Joan Fitton, the district’s manager for governmental relations and elementary programs, said the schools in the control group—those using Houghton Mifflin’s curriculum—are already asking when they can begin using Making Meaning.
“The respect you see in the classroom when the kids are going through these lessons is phenomenal,” she said. “With No Child Left Behind, there has been such a big push for reading and math, so it’s nice to see these other components put back in.”
The Making Meaning curriculum encourages social skills and positive relationships between a school’s children and adults through collaborative reading-comprehension activities, explained Eric Schaps, the president of the Developmental Studies Center, the Oakland, Calif.-based organization that developed the curriculum.
“Learning to read is pretty hard to do, actually. So having that kind of supportive context is important,” he said. “Kids are interacting and collaborating much more in the course of their learning.”
Skills such as retelling, visualizing, making inferences, and determining important ideas in the text are taught at the same time that students are practicing taking turns, speaking clearly, and learning to ask clarifying questions.
“Kids are not disembodied brains. They are feeling as well as thinking beings,” Mr.

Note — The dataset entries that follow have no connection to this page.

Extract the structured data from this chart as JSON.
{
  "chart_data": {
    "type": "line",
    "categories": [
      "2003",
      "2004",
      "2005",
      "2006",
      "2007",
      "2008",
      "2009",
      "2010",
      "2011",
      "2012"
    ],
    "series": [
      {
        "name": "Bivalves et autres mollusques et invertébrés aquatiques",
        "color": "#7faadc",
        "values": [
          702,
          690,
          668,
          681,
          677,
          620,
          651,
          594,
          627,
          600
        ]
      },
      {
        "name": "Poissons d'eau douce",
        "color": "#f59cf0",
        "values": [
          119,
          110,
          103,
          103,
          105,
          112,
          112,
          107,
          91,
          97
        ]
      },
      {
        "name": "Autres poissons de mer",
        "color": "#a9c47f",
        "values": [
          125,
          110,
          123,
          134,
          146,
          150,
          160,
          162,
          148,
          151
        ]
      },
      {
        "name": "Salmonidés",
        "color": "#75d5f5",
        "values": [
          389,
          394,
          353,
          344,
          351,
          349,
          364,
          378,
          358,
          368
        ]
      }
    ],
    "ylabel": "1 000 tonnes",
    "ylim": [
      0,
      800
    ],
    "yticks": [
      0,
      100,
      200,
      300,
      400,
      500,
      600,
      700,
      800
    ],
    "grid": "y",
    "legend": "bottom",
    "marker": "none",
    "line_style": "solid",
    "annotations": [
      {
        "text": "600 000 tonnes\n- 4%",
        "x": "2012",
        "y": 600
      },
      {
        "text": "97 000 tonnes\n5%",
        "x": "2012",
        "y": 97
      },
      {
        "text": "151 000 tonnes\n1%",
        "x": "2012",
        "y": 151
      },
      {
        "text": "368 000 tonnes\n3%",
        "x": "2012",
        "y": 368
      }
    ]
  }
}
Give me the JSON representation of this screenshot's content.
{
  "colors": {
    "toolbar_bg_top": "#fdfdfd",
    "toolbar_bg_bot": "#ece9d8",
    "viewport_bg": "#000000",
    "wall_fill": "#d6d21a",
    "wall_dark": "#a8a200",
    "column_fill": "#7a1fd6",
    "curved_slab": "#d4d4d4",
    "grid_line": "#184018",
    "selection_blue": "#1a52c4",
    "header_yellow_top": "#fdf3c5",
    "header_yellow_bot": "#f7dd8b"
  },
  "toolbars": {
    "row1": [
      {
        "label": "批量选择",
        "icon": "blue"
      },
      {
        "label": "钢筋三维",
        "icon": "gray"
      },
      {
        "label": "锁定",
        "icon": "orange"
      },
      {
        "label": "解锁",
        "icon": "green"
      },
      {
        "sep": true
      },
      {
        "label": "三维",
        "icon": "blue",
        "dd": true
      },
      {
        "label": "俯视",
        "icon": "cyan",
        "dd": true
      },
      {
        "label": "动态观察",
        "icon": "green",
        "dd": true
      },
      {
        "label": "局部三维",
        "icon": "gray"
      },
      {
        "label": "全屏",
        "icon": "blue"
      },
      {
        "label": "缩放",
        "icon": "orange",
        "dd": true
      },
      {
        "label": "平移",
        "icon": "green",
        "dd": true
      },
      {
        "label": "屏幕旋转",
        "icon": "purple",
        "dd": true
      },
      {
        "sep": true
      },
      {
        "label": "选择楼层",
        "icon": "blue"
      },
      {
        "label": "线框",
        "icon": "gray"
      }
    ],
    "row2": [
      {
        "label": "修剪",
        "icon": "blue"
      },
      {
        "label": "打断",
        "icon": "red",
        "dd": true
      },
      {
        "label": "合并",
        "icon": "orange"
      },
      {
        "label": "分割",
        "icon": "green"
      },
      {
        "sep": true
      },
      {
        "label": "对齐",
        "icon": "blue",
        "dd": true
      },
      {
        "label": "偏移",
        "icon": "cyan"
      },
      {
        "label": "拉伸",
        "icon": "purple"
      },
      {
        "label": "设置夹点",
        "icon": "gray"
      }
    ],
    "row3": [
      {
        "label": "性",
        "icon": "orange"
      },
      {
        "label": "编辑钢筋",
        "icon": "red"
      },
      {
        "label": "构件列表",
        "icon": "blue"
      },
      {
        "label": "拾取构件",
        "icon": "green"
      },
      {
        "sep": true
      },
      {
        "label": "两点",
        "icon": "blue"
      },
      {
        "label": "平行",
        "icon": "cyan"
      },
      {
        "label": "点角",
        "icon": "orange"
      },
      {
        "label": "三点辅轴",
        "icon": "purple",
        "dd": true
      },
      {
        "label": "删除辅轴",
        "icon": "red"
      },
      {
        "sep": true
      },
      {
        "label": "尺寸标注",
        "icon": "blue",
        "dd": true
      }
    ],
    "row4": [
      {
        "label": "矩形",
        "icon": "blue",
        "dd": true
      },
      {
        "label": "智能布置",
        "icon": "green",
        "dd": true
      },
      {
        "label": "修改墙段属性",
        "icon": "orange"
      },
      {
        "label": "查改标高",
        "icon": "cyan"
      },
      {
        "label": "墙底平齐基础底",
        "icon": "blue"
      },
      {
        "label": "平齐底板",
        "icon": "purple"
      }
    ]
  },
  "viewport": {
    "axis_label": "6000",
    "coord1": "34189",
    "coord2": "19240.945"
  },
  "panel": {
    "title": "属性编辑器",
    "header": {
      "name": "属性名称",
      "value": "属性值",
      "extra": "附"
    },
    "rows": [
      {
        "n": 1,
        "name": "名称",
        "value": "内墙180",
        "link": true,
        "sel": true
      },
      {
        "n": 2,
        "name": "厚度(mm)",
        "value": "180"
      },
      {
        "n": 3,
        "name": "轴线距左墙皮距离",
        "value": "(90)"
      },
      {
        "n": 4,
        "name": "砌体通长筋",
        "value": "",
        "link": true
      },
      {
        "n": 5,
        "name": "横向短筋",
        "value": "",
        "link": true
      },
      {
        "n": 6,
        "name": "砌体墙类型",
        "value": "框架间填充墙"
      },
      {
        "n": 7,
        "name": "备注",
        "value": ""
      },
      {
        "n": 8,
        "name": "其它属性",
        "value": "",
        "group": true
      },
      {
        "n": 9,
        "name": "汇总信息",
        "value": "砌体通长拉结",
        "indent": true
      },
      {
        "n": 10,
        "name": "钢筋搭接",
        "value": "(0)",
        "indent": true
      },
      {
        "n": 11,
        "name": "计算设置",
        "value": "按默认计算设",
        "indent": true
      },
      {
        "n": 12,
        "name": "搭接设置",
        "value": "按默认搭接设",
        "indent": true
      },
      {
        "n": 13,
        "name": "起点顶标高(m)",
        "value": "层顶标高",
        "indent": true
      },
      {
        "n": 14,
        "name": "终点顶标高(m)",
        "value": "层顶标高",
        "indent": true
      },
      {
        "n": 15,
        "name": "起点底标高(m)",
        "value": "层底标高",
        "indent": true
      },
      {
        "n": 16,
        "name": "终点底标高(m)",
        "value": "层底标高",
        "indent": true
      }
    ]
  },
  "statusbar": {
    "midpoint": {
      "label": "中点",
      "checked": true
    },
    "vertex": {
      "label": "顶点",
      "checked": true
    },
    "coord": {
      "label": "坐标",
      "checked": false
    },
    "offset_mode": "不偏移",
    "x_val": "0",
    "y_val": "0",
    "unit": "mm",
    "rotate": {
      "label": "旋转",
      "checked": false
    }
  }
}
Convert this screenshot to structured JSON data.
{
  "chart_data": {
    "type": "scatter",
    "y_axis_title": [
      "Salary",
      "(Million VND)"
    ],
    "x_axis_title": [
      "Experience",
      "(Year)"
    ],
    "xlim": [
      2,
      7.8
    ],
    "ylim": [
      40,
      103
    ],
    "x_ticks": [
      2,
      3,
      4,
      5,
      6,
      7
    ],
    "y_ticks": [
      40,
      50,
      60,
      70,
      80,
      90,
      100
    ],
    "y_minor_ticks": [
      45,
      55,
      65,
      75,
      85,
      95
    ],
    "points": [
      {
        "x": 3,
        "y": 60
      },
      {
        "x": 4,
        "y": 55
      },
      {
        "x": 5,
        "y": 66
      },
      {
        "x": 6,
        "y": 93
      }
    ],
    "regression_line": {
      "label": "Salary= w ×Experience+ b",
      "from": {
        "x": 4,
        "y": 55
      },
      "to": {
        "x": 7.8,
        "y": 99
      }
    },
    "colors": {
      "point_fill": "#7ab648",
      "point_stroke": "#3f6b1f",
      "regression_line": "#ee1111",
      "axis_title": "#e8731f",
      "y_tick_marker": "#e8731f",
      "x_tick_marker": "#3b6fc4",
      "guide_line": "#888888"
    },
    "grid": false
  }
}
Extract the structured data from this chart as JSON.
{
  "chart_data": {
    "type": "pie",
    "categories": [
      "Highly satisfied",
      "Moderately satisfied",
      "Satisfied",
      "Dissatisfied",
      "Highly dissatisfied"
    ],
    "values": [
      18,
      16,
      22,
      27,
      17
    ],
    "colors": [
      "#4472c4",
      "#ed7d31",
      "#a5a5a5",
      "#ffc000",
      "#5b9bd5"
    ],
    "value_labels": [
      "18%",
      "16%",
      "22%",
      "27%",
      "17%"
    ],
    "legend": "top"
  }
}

Schaps said.
Research conducted by other reading experts also backs up the connection between behavior and reading skills. In his observations of preschool classrooms, David K. Dickinson, an education professor at Vanderbilt University in Nashville, Tenn., found that instruments used to measure the quality of instruction in the classroom were also good at predicting teachers’ ratings on children’s social skills. Other research, he said, has shown that as young children learn how to “regulate” their emotions, their behavior and academic functioning improves.
“If there’s anything that’s social, it’s language,” he said in an interview. In the Handbook of Early Literacy Research, published this year by Guilford Press, Mr. Dickinson wrote that, too often, support for literacy is seen as “standing in opposition to social and emotional development,” but that educators need to “move beyond such thinking to recognition of the need to address all aspects of development effectively.”
In Atlanta, Ms. Crawford still regularly draws lessons from the Voices Reading program, even though Peyton Forest Elementary did not implement it schoolwide after she and another teacher piloted it last school year. She said she appreciates exposing her students to literature that they might recognize in a store.
“Now they stop at the books, “ she said, “instead of heading straight for the toys.”